Sejumlah program seperti Makan Bergizi Gratis (MBG), Koperasi Desa Merah Putih, dan Sekolah Rakyat menjadi fokus utama yang perlu dikawal secara bersama di tingkat desa.

Penguatan peran Badan Permusyawaratan Desa (BPD) dinilai menjadi langkah strategis dalam memastikan seluruh proses pembangunan di tingkat desa berjalan sesuai aturan dan perencanaan yang telah ditetapkan.

Dengan pengawasan yang optimal, setiap program diharapkan dapat memberikan dampak langsung bagi masyarakat.

Selain itu, BPD juga didorong untuk terus mengawasi tata kelola pemerintahan desa agar berlangsung secara transparan dan akuntabel.
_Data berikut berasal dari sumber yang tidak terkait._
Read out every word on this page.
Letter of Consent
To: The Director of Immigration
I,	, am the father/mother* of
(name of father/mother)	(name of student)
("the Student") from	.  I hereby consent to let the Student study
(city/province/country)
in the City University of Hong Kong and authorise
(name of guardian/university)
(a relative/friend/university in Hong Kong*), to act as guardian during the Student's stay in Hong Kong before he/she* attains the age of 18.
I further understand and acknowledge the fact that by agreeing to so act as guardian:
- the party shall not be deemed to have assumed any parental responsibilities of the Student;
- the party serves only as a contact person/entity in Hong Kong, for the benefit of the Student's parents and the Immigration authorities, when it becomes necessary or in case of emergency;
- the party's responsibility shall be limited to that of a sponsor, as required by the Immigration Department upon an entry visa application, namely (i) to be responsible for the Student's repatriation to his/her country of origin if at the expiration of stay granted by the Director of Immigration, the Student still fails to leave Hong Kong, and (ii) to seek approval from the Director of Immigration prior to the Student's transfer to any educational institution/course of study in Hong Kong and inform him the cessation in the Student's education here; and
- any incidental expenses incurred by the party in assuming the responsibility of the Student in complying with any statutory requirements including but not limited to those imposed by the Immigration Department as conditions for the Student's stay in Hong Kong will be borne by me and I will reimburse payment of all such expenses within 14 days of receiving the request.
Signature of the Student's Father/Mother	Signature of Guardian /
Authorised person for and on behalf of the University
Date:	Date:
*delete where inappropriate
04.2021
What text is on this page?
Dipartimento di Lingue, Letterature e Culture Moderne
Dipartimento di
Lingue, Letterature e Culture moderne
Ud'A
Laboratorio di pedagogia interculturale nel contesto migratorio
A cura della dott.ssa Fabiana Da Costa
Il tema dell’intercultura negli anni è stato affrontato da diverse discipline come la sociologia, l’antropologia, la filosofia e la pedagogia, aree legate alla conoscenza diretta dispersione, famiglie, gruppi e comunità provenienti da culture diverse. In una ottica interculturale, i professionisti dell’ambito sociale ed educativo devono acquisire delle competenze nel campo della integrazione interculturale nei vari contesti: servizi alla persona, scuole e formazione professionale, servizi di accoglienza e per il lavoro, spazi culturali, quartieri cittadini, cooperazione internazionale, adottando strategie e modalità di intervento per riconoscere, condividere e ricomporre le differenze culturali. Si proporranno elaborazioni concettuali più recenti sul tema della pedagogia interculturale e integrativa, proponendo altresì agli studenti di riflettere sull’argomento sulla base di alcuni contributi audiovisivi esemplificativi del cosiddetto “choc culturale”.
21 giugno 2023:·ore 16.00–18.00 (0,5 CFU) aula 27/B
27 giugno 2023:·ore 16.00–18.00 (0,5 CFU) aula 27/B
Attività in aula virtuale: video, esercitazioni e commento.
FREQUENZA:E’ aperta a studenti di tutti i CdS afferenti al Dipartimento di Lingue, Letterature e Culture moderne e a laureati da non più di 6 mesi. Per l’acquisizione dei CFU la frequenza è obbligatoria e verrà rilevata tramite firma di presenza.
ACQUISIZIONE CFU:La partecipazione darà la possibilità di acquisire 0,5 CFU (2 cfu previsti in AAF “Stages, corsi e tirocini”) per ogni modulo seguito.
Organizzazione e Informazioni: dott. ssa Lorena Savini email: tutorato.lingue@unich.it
Mekanisme pengawasan tersebut menjadi bagian penting dalam mencegah potensi penyimpangan serta memastikan penggunaan anggaran desa tepat sasaran.

Peran tersebut sekaligus memperkuat posisi BPD sebagai mitra pemerintah desa dalam menyuarakan kepentingan masyarakat.

Kolaborasi yang baik diharapkan mampu menghadirkan pembangunan desa yang lebih terarah, berkelanjutan, dan berpihak pada kebutuhan warga.

“Ini menjadi modal penting untuk memperkuat pengawasan pembangunan desa dan menjaga stabilitas pemerintahan desa,” tutup Sofyan.(*)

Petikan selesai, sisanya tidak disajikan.